Afterward, his face flush, Wilf stood at the door of the Vikings' locker room and greeted each player and coach with a version of the phrase "great heart!" His conviction of the Vikings' potential that day was obvious, overshadowing all of the well-chronicled issues Childress has encountered with players, game management and his offensive scheme.

That's my read on Wilf's mentality over the past few weeks. If you want to be more cynical -- and I'm always up for a good conspiracy theory -- you could suggest that Wilf already knows he will replace Childress after the season and that he doesn't want presumptive interim coach Leslie Frazier to succeed him. For all we know, Wilf could already be studying the available candidates -- Super Bowl winners Bill Cowher, Jon Gruden and Brian Billick are all in hibernation -- with an intention to pounce after the season.

If he fires Childress now and Frazier executes a miracle turnaround, Wilf might feel compelled to hire him permanently even while casting his gaze elsewhere.

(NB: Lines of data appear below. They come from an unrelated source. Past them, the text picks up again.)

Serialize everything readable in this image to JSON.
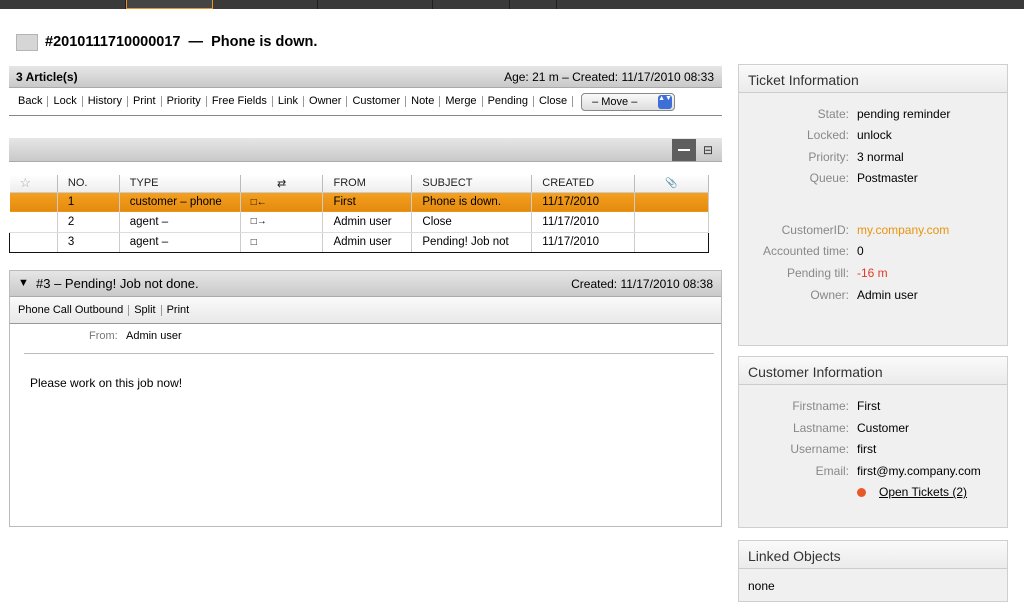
{
  "ticket": {
    "number": "#2010111710000017",
    "dash": "—",
    "title": "Phone is down."
  },
  "articles_header": {
    "count": "3 Article(s)",
    "age": "Age: 21 m – Created: 11/17/2010 08:33"
  },
  "ticket_actions": [
    "Back",
    "Lock",
    "History",
    "Print",
    "Priority",
    "Free Fields",
    "Link",
    "Owner",
    "Customer",
    "Note",
    "Merge",
    "Pending",
    "Close"
  ],
  "move_select": {
    "value": "– Move –",
    "arrows": "▲▼"
  },
  "table": {
    "star": "☆",
    "columns": [
      "NO.",
      "TYPE",
      "⇄",
      "FROM",
      "SUBJECT",
      "CREATED",
      "📎"
    ],
    "rows": [
      {
        "no": "1",
        "type": "customer – phone",
        "dir": "□←",
        "from": "First",
        "subject": "Phone is down.",
        "created": "11/17/2010"
      },
      {
        "no": "2",
        "type": "agent –",
        "dir": "□→",
        "from": "Admin user",
        "subject": "Close",
        "created": "11/17/2010"
      },
      {
        "no": "3",
        "type": "agent –",
        "dir": "□",
        "from": "Admin user",
        "subject": "Pending! Job not",
        "created": "11/17/2010"
      }
    ]
  },
  "article": {
    "toggle": "▼",
    "subject": "#3 – Pending! Job not done.",
    "created": "Created: 11/17/2010 08:38",
    "actions": [
      "Phone Call Outbound",
      "Split",
      "Print"
    ],
    "from_label": "From:",
    "from_value": "Admin user",
    "body": "Please work on this job now!"
  },
  "ticket_info": {
    "heading": "Ticket Information",
    "state_label": "State:",
    "state": "pending reminder",
    "locked_label": "Locked:",
    "locked": "unlock",
    "priority_label": "Priority:",
    "priority": "3 normal",
    "queue_label": "Queue:",
    "queue": "Postmaster",
    "customerid_label": "CustomerID:",
    "customerid": "my.company.com",
    "accounted_label": "Accounted time:",
    "accounted": "0",
    "pending_label": "Pending till:",
    "pending": "-16 m",
    "owner_label": "Owner:",
    "owner": "Admin user"
  },
  "customer_info": {
    "heading": "Customer Information",
    "firstname_label": "Firstname:",
    "firstname": "First",
    "lastname_label": "Lastname:",
    "lastname": "Customer",
    "username_label": "Username:",
    "username": "first",
    "email_label": "Email:",
    "email": "first@my.company.com",
    "open_tickets": "Open Tickets (2)"
  },
  "linked_objects": {
    "heading": "Linked Objects",
    "value": "none"
  },
  "colors": {
    "accent": "#e8940f",
    "selected_row": "#f19a1a",
    "warning": "#e03c28"
  }
}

I have no idea if that's actually the case, but we shouldn't rule out the possibility that Wilf has a larger plan already in place.

Why? Because in November 2005, about two months before he fired coach Mike Tice, Wilf dispatched several team officials to a clandestine meeting with agent Bob LaMonte. At the time, LaMonte represented Childress and then-Philadelphia Eagles personnel executive Tom Heckert.

The day after they fired Tice, the Vikings flew Childress to Minnesota for an interview and worked feverishly to do the same with Heckert, who ultimately re-signed with the Eagles and is now the Cleveland Browns' general manager.

Again, I have no evidence that a similar contingency plan is under way now. But if you want to know why Childress remains employed, you should know it fits with Wilf's larger management style. Wilf is patient, but he is far from passive. I don't think he'll stand for long-term underperformance, but to this point it's clear he doesn't classify Childress in that way.